ABD dolarının küresel hakimiyetinin giderek azaldığını belirten Lagarde, yüksek gümrük tarifelerinin fiyatlar üzerinde yaratabileceği enflasyon baskısına da dikkat çekti. Çin’in ihracat kısıtlamaları ve ABD’nin karşı adımlarıyla tırmanan ticaret geriliminin ise küresel iş birliğini gerektirdiğini vurguladı.

Doların hakimiyeti zayıflıyor

Lagarde, ABD dolarının rezerv para birimi olarak gücünü korusa da küresel sistemdeki payının aşınmaya başladığını ifade etti. Bu sürecin devam edip etmeyeceğinin ilerideki gelişmelere bağlı olduğunu kaydeden ECB Başkanı, küresel sermaye akımlarında Avrupa’nın giderek daha fazla ön plana çıktığını ve altın fiyatlarındaki yükselişi bu dönüşümün işareti olarak değerlendirdi.

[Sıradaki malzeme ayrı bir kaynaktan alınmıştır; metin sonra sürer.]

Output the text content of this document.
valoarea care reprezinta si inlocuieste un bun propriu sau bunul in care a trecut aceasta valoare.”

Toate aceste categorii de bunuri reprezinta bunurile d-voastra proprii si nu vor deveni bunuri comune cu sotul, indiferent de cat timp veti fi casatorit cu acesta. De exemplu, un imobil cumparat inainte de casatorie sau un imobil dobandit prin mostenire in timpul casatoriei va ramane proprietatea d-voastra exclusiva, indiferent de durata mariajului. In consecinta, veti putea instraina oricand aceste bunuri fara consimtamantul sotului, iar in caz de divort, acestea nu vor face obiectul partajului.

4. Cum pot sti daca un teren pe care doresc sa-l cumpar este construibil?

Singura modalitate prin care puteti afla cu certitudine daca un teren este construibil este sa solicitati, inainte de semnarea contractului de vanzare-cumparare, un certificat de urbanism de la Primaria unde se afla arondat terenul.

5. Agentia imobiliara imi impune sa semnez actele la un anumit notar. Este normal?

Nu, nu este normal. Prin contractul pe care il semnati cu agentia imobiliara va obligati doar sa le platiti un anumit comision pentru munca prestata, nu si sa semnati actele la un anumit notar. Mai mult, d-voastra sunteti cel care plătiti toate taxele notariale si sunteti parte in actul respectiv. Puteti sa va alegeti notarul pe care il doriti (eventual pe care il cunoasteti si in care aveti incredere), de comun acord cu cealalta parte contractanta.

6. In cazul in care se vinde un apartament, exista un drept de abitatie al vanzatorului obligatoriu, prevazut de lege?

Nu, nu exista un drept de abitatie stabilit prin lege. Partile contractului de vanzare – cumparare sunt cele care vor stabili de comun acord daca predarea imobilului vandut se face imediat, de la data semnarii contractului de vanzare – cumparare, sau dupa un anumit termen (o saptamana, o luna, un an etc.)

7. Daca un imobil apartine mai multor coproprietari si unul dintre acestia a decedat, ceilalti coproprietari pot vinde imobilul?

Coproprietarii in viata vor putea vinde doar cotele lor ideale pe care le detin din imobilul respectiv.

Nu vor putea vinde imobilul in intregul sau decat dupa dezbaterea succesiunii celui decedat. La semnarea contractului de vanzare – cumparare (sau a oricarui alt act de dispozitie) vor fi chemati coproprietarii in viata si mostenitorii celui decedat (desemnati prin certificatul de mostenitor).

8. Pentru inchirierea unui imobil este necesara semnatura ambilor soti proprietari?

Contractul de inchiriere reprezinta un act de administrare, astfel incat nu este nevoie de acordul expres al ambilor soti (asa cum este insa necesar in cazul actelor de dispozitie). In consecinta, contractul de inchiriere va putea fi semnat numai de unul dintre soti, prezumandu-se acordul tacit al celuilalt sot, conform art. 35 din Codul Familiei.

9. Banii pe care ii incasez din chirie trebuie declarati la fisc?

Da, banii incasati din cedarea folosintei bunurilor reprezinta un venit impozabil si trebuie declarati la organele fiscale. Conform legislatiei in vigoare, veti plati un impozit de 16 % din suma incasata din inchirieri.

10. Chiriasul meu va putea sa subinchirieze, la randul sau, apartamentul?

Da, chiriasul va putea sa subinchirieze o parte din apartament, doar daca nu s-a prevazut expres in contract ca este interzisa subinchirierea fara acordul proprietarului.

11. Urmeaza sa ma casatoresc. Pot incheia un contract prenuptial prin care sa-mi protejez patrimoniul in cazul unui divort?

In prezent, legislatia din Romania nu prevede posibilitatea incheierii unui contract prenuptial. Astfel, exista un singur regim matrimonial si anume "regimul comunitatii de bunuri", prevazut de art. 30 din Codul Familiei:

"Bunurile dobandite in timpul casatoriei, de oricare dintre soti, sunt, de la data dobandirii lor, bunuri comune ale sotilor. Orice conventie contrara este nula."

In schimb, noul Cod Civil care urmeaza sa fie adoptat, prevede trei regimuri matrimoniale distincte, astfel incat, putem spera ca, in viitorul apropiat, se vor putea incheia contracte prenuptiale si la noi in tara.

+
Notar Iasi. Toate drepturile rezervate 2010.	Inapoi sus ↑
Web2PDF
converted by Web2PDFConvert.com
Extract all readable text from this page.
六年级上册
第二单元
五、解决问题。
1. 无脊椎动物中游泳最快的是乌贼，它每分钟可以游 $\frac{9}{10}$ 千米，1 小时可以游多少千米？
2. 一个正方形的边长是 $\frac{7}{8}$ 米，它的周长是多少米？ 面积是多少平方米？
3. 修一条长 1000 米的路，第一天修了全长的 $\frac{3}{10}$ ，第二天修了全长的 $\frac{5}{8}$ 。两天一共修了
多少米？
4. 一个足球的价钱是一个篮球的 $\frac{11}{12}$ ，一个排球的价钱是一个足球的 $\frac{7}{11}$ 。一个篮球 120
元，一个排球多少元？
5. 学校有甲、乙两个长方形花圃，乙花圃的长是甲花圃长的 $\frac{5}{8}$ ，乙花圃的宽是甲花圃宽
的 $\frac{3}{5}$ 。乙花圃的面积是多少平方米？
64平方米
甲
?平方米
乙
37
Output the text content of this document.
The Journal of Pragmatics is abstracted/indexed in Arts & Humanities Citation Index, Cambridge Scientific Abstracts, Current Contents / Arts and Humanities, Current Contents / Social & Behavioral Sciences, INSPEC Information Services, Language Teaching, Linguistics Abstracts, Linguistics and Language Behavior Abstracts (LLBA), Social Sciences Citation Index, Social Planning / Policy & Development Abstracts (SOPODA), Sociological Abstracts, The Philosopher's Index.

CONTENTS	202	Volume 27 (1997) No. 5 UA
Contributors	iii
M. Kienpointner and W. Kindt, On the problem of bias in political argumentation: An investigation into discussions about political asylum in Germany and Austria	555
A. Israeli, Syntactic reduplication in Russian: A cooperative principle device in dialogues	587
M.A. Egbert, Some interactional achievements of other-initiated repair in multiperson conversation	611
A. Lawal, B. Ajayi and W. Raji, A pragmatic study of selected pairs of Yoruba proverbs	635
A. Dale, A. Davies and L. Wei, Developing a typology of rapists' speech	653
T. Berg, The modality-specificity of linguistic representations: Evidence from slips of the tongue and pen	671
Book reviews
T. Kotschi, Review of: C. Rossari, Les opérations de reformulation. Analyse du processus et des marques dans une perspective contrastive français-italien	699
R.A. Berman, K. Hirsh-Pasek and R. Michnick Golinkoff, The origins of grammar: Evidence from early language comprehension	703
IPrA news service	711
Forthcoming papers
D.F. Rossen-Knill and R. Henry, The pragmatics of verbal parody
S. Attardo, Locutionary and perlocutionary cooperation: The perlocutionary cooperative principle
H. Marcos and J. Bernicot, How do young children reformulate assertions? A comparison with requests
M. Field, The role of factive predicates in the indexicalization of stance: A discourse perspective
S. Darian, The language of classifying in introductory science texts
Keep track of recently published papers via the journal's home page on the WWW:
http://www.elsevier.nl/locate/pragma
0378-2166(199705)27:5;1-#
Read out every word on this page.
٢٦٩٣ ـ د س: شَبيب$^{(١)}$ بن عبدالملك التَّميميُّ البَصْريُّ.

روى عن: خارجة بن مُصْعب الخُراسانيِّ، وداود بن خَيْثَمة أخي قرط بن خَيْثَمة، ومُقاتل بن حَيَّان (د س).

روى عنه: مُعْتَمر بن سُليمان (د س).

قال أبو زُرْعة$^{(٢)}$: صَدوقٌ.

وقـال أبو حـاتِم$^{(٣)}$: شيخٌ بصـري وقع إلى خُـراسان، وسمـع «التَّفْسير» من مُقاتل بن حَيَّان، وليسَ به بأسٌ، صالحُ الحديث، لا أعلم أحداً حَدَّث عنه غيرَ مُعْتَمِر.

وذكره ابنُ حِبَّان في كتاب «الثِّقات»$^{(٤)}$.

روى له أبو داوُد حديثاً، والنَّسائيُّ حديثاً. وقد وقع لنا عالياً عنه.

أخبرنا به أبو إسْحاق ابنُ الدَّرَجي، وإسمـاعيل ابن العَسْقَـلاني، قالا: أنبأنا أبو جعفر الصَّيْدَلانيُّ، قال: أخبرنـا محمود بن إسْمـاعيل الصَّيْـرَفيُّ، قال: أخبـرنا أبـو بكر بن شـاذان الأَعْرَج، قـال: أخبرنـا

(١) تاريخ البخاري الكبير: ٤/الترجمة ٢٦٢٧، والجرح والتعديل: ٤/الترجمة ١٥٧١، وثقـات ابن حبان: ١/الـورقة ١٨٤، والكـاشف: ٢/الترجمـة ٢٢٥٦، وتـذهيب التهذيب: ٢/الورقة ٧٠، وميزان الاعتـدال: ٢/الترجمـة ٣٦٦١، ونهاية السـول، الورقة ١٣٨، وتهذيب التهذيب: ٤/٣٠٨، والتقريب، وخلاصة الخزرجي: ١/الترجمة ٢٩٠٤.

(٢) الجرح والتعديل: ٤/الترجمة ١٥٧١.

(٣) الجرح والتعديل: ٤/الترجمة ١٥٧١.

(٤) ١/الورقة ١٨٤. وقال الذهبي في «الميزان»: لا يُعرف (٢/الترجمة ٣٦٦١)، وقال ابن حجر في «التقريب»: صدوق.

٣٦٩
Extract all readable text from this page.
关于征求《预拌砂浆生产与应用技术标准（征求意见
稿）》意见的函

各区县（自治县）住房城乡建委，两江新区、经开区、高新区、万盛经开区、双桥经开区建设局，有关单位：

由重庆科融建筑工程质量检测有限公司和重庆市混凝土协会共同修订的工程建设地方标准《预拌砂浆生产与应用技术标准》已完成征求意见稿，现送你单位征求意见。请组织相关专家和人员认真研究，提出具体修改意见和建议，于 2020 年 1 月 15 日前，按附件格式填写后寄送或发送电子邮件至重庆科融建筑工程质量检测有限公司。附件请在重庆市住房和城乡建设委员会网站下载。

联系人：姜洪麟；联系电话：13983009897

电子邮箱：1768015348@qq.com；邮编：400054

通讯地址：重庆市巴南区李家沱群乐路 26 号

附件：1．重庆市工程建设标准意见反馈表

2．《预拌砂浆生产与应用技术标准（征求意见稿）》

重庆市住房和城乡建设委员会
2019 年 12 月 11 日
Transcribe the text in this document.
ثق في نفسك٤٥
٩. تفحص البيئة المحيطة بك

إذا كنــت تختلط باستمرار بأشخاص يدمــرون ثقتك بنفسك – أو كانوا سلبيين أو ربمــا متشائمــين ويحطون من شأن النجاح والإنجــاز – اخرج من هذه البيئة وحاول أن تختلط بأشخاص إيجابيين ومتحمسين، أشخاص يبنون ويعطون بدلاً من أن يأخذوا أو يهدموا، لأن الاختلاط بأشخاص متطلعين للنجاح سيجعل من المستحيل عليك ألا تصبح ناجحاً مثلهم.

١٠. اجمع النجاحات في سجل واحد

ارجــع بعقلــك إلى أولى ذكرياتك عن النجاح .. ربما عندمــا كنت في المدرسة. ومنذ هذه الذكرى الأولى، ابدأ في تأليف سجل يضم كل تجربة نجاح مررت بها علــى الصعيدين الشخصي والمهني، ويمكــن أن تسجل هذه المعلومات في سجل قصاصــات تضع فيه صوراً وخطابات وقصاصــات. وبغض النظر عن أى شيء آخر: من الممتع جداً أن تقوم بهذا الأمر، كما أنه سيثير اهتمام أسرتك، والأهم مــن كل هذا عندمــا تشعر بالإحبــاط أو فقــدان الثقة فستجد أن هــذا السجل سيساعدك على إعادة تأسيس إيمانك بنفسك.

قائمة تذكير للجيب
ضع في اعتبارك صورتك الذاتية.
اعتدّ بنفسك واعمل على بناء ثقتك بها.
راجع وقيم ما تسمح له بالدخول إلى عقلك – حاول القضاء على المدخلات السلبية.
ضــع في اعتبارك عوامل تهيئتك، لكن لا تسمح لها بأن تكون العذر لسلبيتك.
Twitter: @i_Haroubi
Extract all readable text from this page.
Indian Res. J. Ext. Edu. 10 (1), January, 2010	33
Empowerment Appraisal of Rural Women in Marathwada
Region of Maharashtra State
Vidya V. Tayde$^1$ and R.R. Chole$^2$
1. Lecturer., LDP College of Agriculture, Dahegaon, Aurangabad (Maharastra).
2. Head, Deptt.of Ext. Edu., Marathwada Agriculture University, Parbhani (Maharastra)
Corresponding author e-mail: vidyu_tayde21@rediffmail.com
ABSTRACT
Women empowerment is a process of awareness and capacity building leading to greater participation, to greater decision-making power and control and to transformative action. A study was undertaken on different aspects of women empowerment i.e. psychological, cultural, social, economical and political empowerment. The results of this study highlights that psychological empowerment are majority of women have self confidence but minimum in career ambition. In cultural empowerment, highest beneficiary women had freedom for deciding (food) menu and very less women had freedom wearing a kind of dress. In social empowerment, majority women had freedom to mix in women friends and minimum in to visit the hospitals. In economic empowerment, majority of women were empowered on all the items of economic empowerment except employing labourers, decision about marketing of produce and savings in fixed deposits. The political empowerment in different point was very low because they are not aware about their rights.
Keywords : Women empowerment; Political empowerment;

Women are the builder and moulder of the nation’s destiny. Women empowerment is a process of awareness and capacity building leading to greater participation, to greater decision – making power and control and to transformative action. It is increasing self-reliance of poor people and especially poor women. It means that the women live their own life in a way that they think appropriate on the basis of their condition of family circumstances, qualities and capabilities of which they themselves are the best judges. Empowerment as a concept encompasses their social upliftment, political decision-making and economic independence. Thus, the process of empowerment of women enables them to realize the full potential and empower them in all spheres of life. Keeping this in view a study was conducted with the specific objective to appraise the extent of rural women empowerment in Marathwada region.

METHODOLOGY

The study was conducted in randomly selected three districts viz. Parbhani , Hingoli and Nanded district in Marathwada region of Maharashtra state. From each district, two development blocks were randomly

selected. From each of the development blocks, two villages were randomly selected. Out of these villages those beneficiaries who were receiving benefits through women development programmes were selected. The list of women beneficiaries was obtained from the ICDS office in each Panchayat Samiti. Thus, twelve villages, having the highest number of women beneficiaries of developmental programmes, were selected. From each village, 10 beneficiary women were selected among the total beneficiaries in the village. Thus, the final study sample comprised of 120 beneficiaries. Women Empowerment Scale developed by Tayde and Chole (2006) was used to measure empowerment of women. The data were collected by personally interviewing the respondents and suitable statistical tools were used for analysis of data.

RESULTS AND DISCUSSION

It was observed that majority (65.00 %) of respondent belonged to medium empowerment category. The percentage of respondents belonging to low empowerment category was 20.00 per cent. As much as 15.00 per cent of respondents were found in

Bununla birlikte Lagarde, ABD’nin hâlâ para birimi güveni açısından belirleyici olan üç alandan ikisinde baskın konumda olduğunu kabul etti. Ancak bu konumun kalıcı olmadığını belirterek, doların egemenliğinin zamanla daha da zayıflayabileceğine işaret etti.

Ticaret politikaları enflasyon riskini artırıyor

Lagarde, mevcut yüksek gümrük vergilerinin küresel ekonomi üzerindeki etkilerinin henüz tam anlamıyla hissedilmediğini söyledi. ABD ve Avrupa’daki şirketlerin şu an maliyetin büyük kısmını kendi kâr marjlarından karşılayarak tüketiciyi korumayı başardığını, ancak bunun sürdürülemez olduğunu belirtti. Sonuçta artan maliyetlerin kaçınılmaz olarak tüketici fiyatlarına yansıyacağına dikkat çekti.

Özellikle Çin’in nadir toprak elementleri üzerindeki ihracat kısıtlamaları ve ABD’nin olası misilleme kararları, küresel arz zincirini tehdit eden unsurlar olarak öne çıkıyor. Lagarde, bu süreçte Avrupa, ABD ve diğer etkilenen ülkelerin koordineli hareket ederek Çin’in pazardaki etkisine karşı ortak bir satın alma gücü oluşturması gerektiğini vurguladı.